This tutorial will help you to reproduce the result in the paper.
Test env:
CentOS 7
Intel(R) Xeon(R) Gold 5117 CPU @ 2.00GHz (14 cores)
No GPU
Install miniconda and create environment use command:
# cpu
conda create -n test -c deepchem -c rdkit -c conda-forge -c omnia deepchem=2.3.0 tqdm seaborn rdkit scikit-learn parallel openbabel python=3.6
# gpu
conda create -n test -c deepchem -c rdkit -c conda-forge -c omnia deepchem-gpu=2.3.0 tqdm seaborn rdkit scikit-learn parallel openbabel python=3.6
conda activate test
# conda env export > environment.yml
cd RF_DUD-E
bash 1download_dude.sh
It will convert mol2_files into fingerprints at first time.
# DUD-E|Cross-Class CV
python cross_target_RF.py -f family3fold.json --prop_only -o result/prop_only
# ignoring rdkit warnings
# output: {'prop': {'ROC': 0.6905003110510383, 'EF1': 13.47612326096607}}
# DUD-E|Cross-Class CV
python cross_target_RF.py -o result/family3fold.origin -f family3fold.json
# DUD-E|Random CV
# read target names from family3fold.json and then random split into 3 folds.
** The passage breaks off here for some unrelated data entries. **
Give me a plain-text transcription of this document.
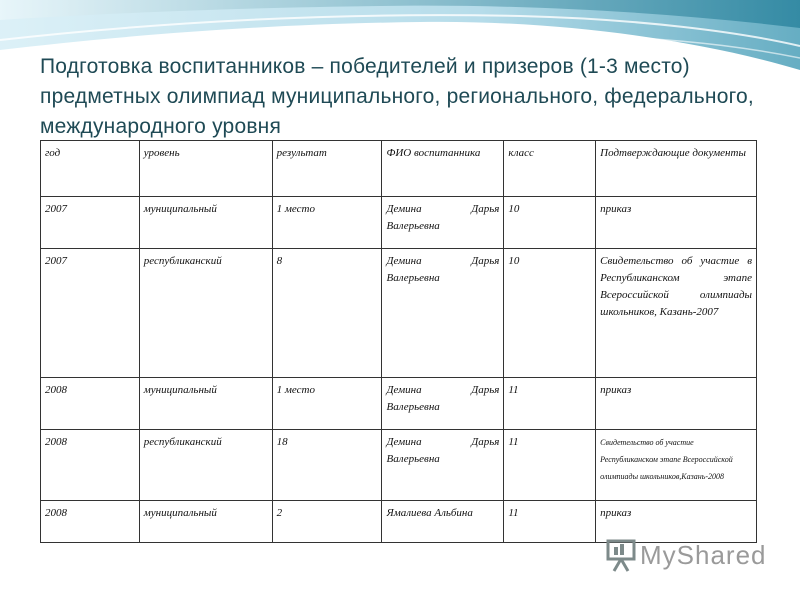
Подготовка воспитанников – победителей и призеров (1-3 место) предметных олимпиад муниципального, регионального, федерального, международного уровня
год	уровень	результат	ФИО воспитанника	класс	Подтверждающие документы
2007	муниципальный	1 место	Демина Дарья Валерьевна	10	приказ
2007	республиканский	8	Демина Дарья Валерьевна	10	Свидетельство об участие в Республиканском этапе Всероссийской олимпиады школьников, Казань-2007
2008	муниципальный	1 место	Демина Дарья Валерьевна	11	приказ
2008	республиканский	18	Демина Дарья Валерьевна	11	Свидетельство об участие Республиканском этапе Всероссийской олимпиады школьников,Казань-2008
2008	муниципальный	2	Ямалиева Альбина	11	приказ
MyShared
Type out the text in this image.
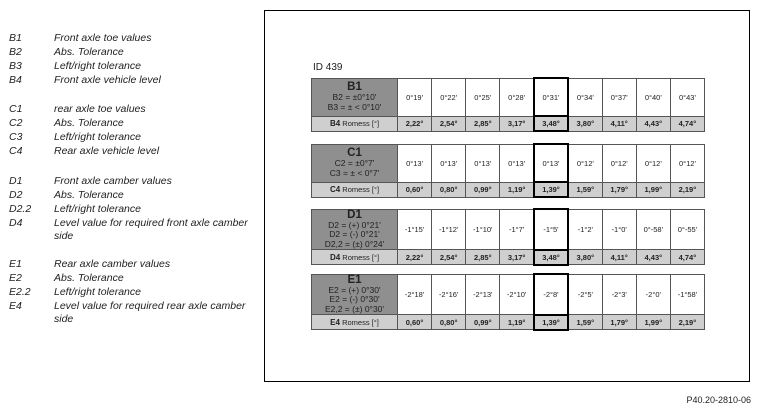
B1	Front axle toe values
B2	Abs. Tolerance
B3	Left/right tolerance
B4	Front axle vehicle level
C1	rear axle toe values
C2	Abs. Tolerance
C3	Left/right tolerance
C4	Rear axle vehicle level
D1	Front axle camber values
D2	Abs. Tolerance
D2.2 Left/right tolerance
D4	Level value for required front axle camber side
E1	Rear axle camber values
E2	Abs. Tolerance
E2.2 Left/right tolerance
E4	Level value for required rear axle camber side
ID 439
B1
B2 = ±0°10'
B3 = ± < 0°10'	0°19'	0°22'	0°25'	0°28'	0°31'	0°34'	0°37'	0°40'	0°43'
B4 Romess [°]	2,22°	2,54°	2,85°	3,17°	3,48°	3,80°	4,11°	4,43°	4,74°
C1
C2 = ±0°7'
C3 = ± < 0°7'	0°13'	0°13'	0°13'	0°13'	0°13'	0°12'	0°12'	0°12'	0°12'
C4 Romess [°]	0,60°	0,80°	0,99°	1,19°	1,39°	1,59°	1,79°	1,99°	2,19°
D1
D2 = (+) 0°21'
D2 = (-) 0°21'
D2,2 = (±) 0°24'	-1°15'	-1°12'	-1°10'	-1°7'	-1°5'	-1°2'	-1°0'	0°-58'	0°-55'
D4 Romess [°]	2,22°	2,54°	2,85°	3,17°	3,48°	3,80°	4,11°	4,43°	4,74°
E1
E2 = (+) 0°30'
E2 = (-) 0°30'
E2,2 = (±) 0°30'	-2°18'	-2°16'	-2°13'	-2°10'	-2°8'	-2°5'	-2°3'	-2°0'	-1°58'
E4 Romess [°]	0,60°	0,80°	0,99°	1,19°	1,39°	1,59°	1,79°	1,99°	2,19°
P40.20-2810-06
python cross_target_RF.py -o result/random3fold.origin -f family3fold.json --random_fold
# DUD-E(MW<=500)|Cross-Class CV
python cross_target_RF.py -o result/family3fold.MW500 -f family3fold.json --MW500
# DUD-E(MW<=500)|Random CV
python cross_target_RF.py -o result/random3fold.MW500 -f family3fold.json --MW500 --random_fold
cd ACNN_PDBbind
bash get_pdbbind.sh
Train on core training subset
(binding complex), test on core test subset
(binding complex):
python ACNN.py -result_dir result/binding_core_core_random
# ignoring tensorflow warnings and info.
# output:
# ...
# performance of model best on validation dataset:
# {
# "train": {
# "pearson_r2_score": 0.41563833250684845,
# "mean_absolute_error": 1.3624139727078952
# },
# "valid": {
# "pearson_r2_score": 0.08187588216669629,
# "mean_absolute_error": 2.250938710664448
# },
# "test": {
# "pearson_r2_score": 0.02674488967403431,
# "mean_absolute_error": 2.1726850719451907
# }
# }
# Elapsed time 0:05:36.309268
Remove samples similar to core set based on protein sequence similarity (identity > 40%), 2036 samples left.
python ACNN.py -component ligand -subset refined -test_core 2015 -result_dir result/ligand_refined_core_sequence -clust_file similarity/protein_sequence/v2015.simi0.4.clust.json
# output:
# ...
# ... 18 epoch
# ...
# performance of model best on validation dataset:
# {
# "train": {
# "pearson_r2_score": 0.693115165450781,
# "mean_absolute_error": 1.532309637413275
# },
# "valid": {
# "pearson_r2_score": 0.5149077363761936,
# "mean_absolute_error": 1.8515285022586003
# },
# "test": {
# "pearson_r2_score": 0.7576200667942937,
# "mean_absolute_error": 1.7107928460928112
# }
# }
# Elapsed time 0:53:55.791942
Remove samples similar to core set based on ligand scaffold similarity (scaffold Tc > 0.8).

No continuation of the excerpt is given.